San Francisco est la cité des musiciens, des artistes, des écrivains. Une sorte de ghetto culturel. Dillon Chrimes est en pleine répétition avec son groupe cosmique. Tissant la toile magique et tonnante des sons. Quelqu’un entre.
— Siegmund ! (Dillon oublie un instant la musique.) Comment va, Siegmund ? Je suis content de te voir.
Siegmund rit. Il désigne le vibrastar, la harpe cométaire, l’incantateur et les autres instruments.
— Je vous en prie, murmure-t-il, continuez à jouer. Je cherche simplement dieu. Cela ne vous dérange pas que j’écoute ? Peut-être est-il ici ? Jouez, je vous en prie.

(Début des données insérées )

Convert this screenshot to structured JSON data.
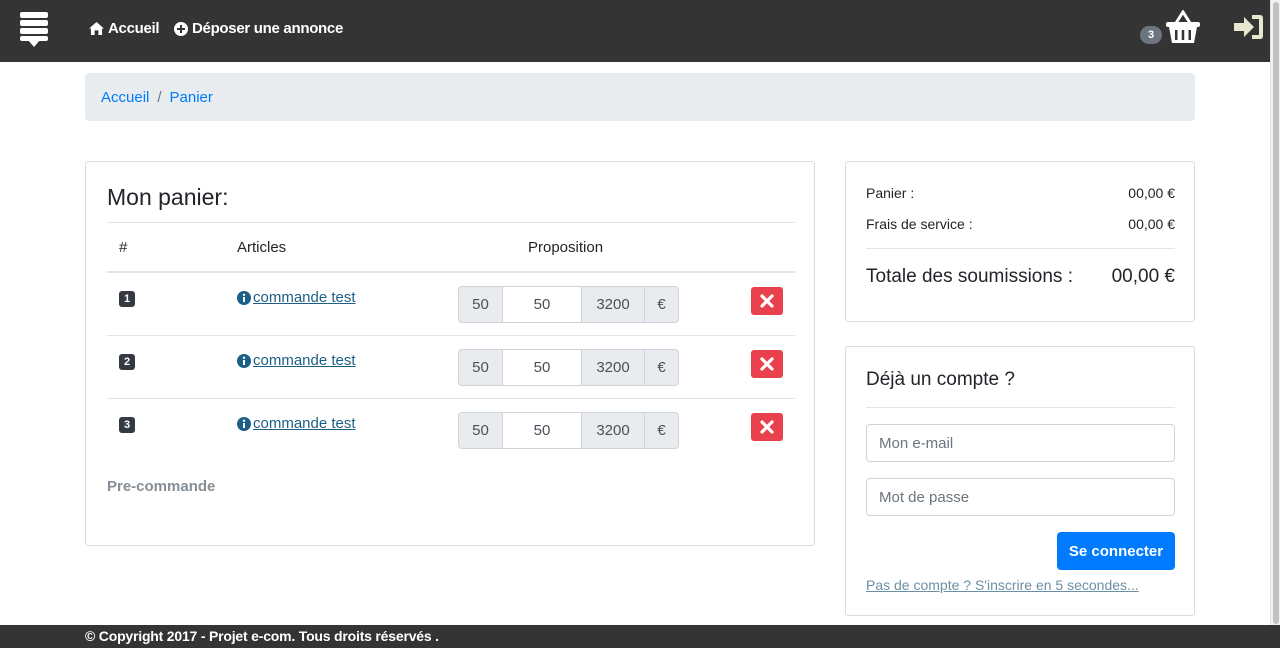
{
  "nav": {
    "home_label": "Accueil",
    "post_ad_label": "Déposer une annonce",
    "cart_count": "3"
  },
  "breadcrumb": {
    "items": [
      "Accueil",
      "Panier"
    ],
    "separator": "/"
  },
  "cart": {
    "title": "Mon panier:",
    "headers": {
      "num": "#",
      "articles": "Articles",
      "proposition": "Proposition"
    },
    "rows": [
      {
        "num": "1",
        "article": "commande test",
        "qty": "50",
        "offer": "50",
        "price": "3200",
        "currency": "€"
      },
      {
        "num": "2",
        "article": "commande test",
        "qty": "50",
        "offer": "50",
        "price": "3200",
        "currency": "€"
      },
      {
        "num": "3",
        "article": "commande test",
        "qty": "50",
        "offer": "50",
        "price": "3200",
        "currency": "€"
      }
    ],
    "precommande_label": "Pre-commande"
  },
  "summary": {
    "panier_label": "Panier :",
    "panier_value": "00,00 €",
    "frais_label": "Frais de service :",
    "frais_value": "00,00 €",
    "total_label": "Totale des soumissions :",
    "total_value": "00,00 €"
  },
  "login": {
    "title": "Déjà un compte ?",
    "email_placeholder": "Mon e-mail",
    "password_placeholder": "Mot de passe",
    "submit_label": "Se connecter",
    "signup_label": "Pas de compte ? S'inscrire en 5 secondes..."
  },
  "footer": {
    "text": "© Copyright 2017 - Projet e-com. Tous droits réservés ."
  },
  "colors": {
    "navbar": "#343434",
    "primary": "#007bff",
    "danger": "#e8404c",
    "badge": "#6c757d"
  }
}
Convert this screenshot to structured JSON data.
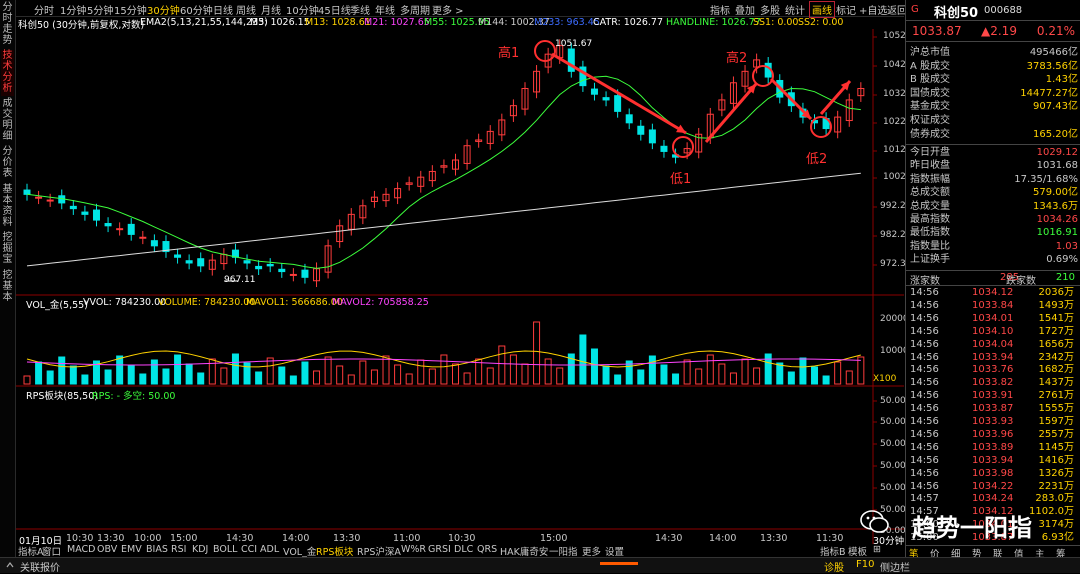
{
  "left_tabs": [
    "分时走势",
    "技术分析",
    "成交明细",
    "分价表",
    "基本资料",
    "挖掘宝",
    "挖基本"
  ],
  "period_bar": {
    "items": [
      "分时",
      "1分钟",
      "5分钟",
      "15分钟",
      "30分钟",
      "60分钟",
      "日线",
      "周线",
      "月线",
      "10分钟",
      "45日线",
      "季线",
      "年线",
      "多周期",
      "更多 >"
    ],
    "active_index": 4,
    "right_items": [
      "指标",
      "叠加",
      "多股",
      "统计",
      "画线",
      "标记",
      "+自选",
      "返回"
    ],
    "boxed_index": 4
  },
  "main_indicator": {
    "title": "科创50 (30分钟,前复权,对数)",
    "ema_label": "EMA2(5,13,21,55,144,233)",
    "m5": "M5: 1026.15",
    "m13": "M13: 1028.61",
    "m21": "M21: 1027.65",
    "m55": "M55: 1025.95",
    "m144": "M144: 1002.37",
    "m233": "M233: 963.45",
    "catr": "CATR: 1026.77",
    "handline": "HANDLINE: 1026.77",
    "ss1": "SS1: 0.00",
    "ss2": "SS2: 0.00"
  },
  "annotations": {
    "high1": "高1",
    "high2": "高2",
    "low1": "低1",
    "low2": "低2",
    "high_price": "1051.67",
    "low_price": "967.11"
  },
  "price_axis": [
    "1052",
    "1042",
    "1032",
    "1022",
    "1012",
    "1002",
    "992.2",
    "982.2",
    "972.3"
  ],
  "volume_indicator": {
    "title": "VOL_金(5,55)",
    "vvol": "VVOL: 784230.00",
    "volume": "VOLUME: 784230.00",
    "mavol1": "MAVOL1: 566686.00",
    "mavol2": "MAVOL2: 705858.25",
    "axis": [
      "20000",
      "10000",
      "X100"
    ]
  },
  "rps_indicator": {
    "title": "RPS板块(85,50)",
    "rps": "RPS: - 多空: 50.00",
    "axis": [
      "50.00",
      "50.00",
      "50.00",
      "50.00",
      "50.00",
      "50.00",
      "50.00"
    ]
  },
  "time_axis": [
    "01月10日",
    "10:30",
    "13:30",
    "10:00",
    "15:00",
    "14:30",
    "14:00",
    "13:30",
    "11:00",
    "10:30",
    "15:00",
    "14:30",
    "14:00",
    "13:30",
    "11:30",
    "30分钟"
  ],
  "bottom_tabs": [
    "指标A",
    "窗口",
    "MACD",
    "OBV",
    "EMV",
    "BIAS",
    "RSI",
    "KDJ",
    "BOLL",
    "CCI",
    "ADL",
    "VOL_金",
    "RPS板块",
    "RPS沪深A",
    "W%R",
    "GRSI",
    "DLC",
    "QRS",
    "HAK庸奇安",
    "一阳指",
    "更多",
    "设置"
  ],
  "bottom_right_tabs": [
    "指标B",
    "模板",
    "⊞"
  ],
  "quote_panel": {
    "g_badge": "G",
    "name": "科创50",
    "code": "000688",
    "price": "1033.87",
    "change": "▲2.19",
    "pct": "0.21%",
    "rows1": [
      {
        "label": "沪总市值",
        "value": "495466亿",
        "color": "#c8c8c8"
      },
      {
        "label": "A 股成交",
        "value": "3783.56亿",
        "color": "#ffd200"
      },
      {
        "label": "B 股成交",
        "value": "1.43亿",
        "color": "#ffd200"
      },
      {
        "label": "国债成交",
        "value": "14477.27亿",
        "color": "#ffd200"
      },
      {
        "label": "基金成交",
        "value": "907.43亿",
        "color": "#ffd200"
      },
      {
        "label": "权证成交",
        "value": "",
        "color": "#ffd200"
      },
      {
        "label": "债券成交",
        "value": "165.20亿",
        "color": "#ffd200"
      }
    ],
    "rows2": [
      {
        "label": "今日开盘",
        "value": "1029.12",
        "color": "#ff4848"
      },
      {
        "label": "昨日收盘",
        "value": "1031.68",
        "color": "#c8c8c8"
      },
      {
        "label": "指数振幅",
        "value": "17.35/1.68%",
        "color": "#c8c8c8"
      },
      {
        "label": "总成交额",
        "value": "579.00亿",
        "color": "#ffd200"
      },
      {
        "label": "总成交量",
        "value": "1343.6万",
        "color": "#ffd200"
      },
      {
        "label": "最高指数",
        "value": "1034.26",
        "color": "#ff4848"
      },
      {
        "label": "最低指数",
        "value": "1016.91",
        "color": "#3cff3c"
      },
      {
        "label": "指数量比",
        "value": "1.03",
        "color": "#ff4848"
      },
      {
        "label": "上证换手",
        "value": "0.69%",
        "color": "#c8c8c8"
      }
    ],
    "up_label": "涨家数",
    "up_count": "285",
    "down_label": "跌家数",
    "down_count": "210",
    "ticks": [
      {
        "t": "14:56",
        "p": "1034.12",
        "q": "2036万"
      },
      {
        "t": "14:56",
        "p": "1033.84",
        "q": "1493万"
      },
      {
        "t": "14:56",
        "p": "1034.01",
        "q": "1541万"
      },
      {
        "t": "14:56",
        "p": "1034.10",
        "q": "1727万"
      },
      {
        "t": "14:56",
        "p": "1034.04",
        "q": "1656万"
      },
      {
        "t": "14:56",
        "p": "1033.94",
        "q": "2342万"
      },
      {
        "t": "14:56",
        "p": "1033.76",
        "q": "1682万"
      },
      {
        "t": "14:56",
        "p": "1033.82",
        "q": "1437万"
      },
      {
        "t": "14:56",
        "p": "1033.91",
        "q": "2761万"
      },
      {
        "t": "14:56",
        "p": "1033.87",
        "q": "1555万"
      },
      {
        "t": "14:56",
        "p": "1033.93",
        "q": "1597万"
      },
      {
        "t": "14:56",
        "p": "1033.96",
        "q": "2557万"
      },
      {
        "t": "14:56",
        "p": "1033.89",
        "q": "1145万"
      },
      {
        "t": "14:56",
        "p": "1033.94",
        "q": "1416万"
      },
      {
        "t": "14:56",
        "p": "1033.98",
        "q": "1326万"
      },
      {
        "t": "14:56",
        "p": "1034.22",
        "q": "2231万"
      },
      {
        "t": "14:57",
        "p": "1034.24",
        "q": "283.0万"
      },
      {
        "t": "14:57",
        "p": "1034.12",
        "q": "1102.0万"
      },
      {
        "t": "15:00",
        "p": "1034.01",
        "q": "3174万"
      },
      {
        "t": "15:00",
        "p": "1033.87",
        "q": "6.93亿"
      }
    ],
    "bottom_tabs": [
      "笔",
      "价",
      "细",
      "势",
      "联",
      "值",
      "主",
      "筹"
    ]
  },
  "status_bar": {
    "left": "关联报价",
    "right_items": [
      "诊股",
      "F10",
      "侧边栏"
    ]
  },
  "watermark": "趋势一阳指",
  "colors": {
    "up": "#ff3c3c",
    "down": "#00e5e5",
    "accent": "#ffd200"
  }
}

761e étage – le plus bas de Shangai. Micaela Quevedo est chez elle. Elle n’a pas l’air bien. Ses cheveux noirs sont ternes et dévitalisés. Son regard amer. La bouche durcie. Elle n’en revient pas de voir Siegmund à cette heure de l’après-midi.
— Pouvons-nous parler un petit peu ? demande-t-il précipitamment. Je voudrais savoir certaines choses à propos de ton frère Micael. Pourquoi s’est-il enfui du bâtiment ? Qu’espérait-il trouver à l’extérieur ? Peux-tu me donner quelques renseignements ? (Le regard de Micaela devient glacial.)
— Je ne sais rien, dit-elle froidement. Micael est devenu anomo, c’est tout. Il ne s’est pas confié à moi.
Siegmund sait que ce n’est pas vrai. Micaela lui cache des renseignements qui peuvent être vitaux pour lui.
— Ne sois pas impitoyable, la presse-t-il. J’ai besoin de savoir. Ce n’est pas pour Louisville, c’est pour moi. (Sa main empoigne le fragile poignet féminin.) Je pense partir moi aussi.
Il s’arrête chez lui, au 781e étage. Mamelon n’est pas là. Elle doit être comme d’habitude au Centre d’Accomplissement Somatique entretenant et soignant son corps admirable. Siegmund laisse un bref message pour elle.
— Je t’aimais, prononce-t-il. Je t’aimais. Je t’aimais.
Dans le grand hall de Shangai il rencontre Charles Mattern.
— Venez dîner à la maison, l’invite le sociocomputeur. Principessa est toujours si heureuse de vous voir. Et les enfants ; Indra et Sandor parlent tout le temps de vous. Même Marx. Ils demandent toujours : Quand Siegmund va-t-il venir ? Nous l’aimons tant.
Siegmund refuse d’un signe de tête.
— Je regrette, Charles. Pas ce soir. Mais je vous remercie de votre invitation. (Mattern hausse les épaules.)
— Tant pis. Dieu soit loué, nous remettrons cela à plus tard. D’accord ?
Et il s’éloigne, abandonnant Siegmund au flot humain.
Tolède. Là vivent les enfants gâtés de la caste administrative. Là vit Rhea Shawke Freehouse. Siegmund ne prend pas la peine de l’appeler. Elle est trop intuitive ; elle devinerait aussitôt son désarroi, et elle saurait trouver les mots pour le retenir d’agir. Pourtant il doit la voir. Il s’immobilise devant la porte de l’appartement et pose tendrement ses lèvres contre le panneau. Rhea. Rhea. Rhea. Je t’aimais aussi. Il s’en va.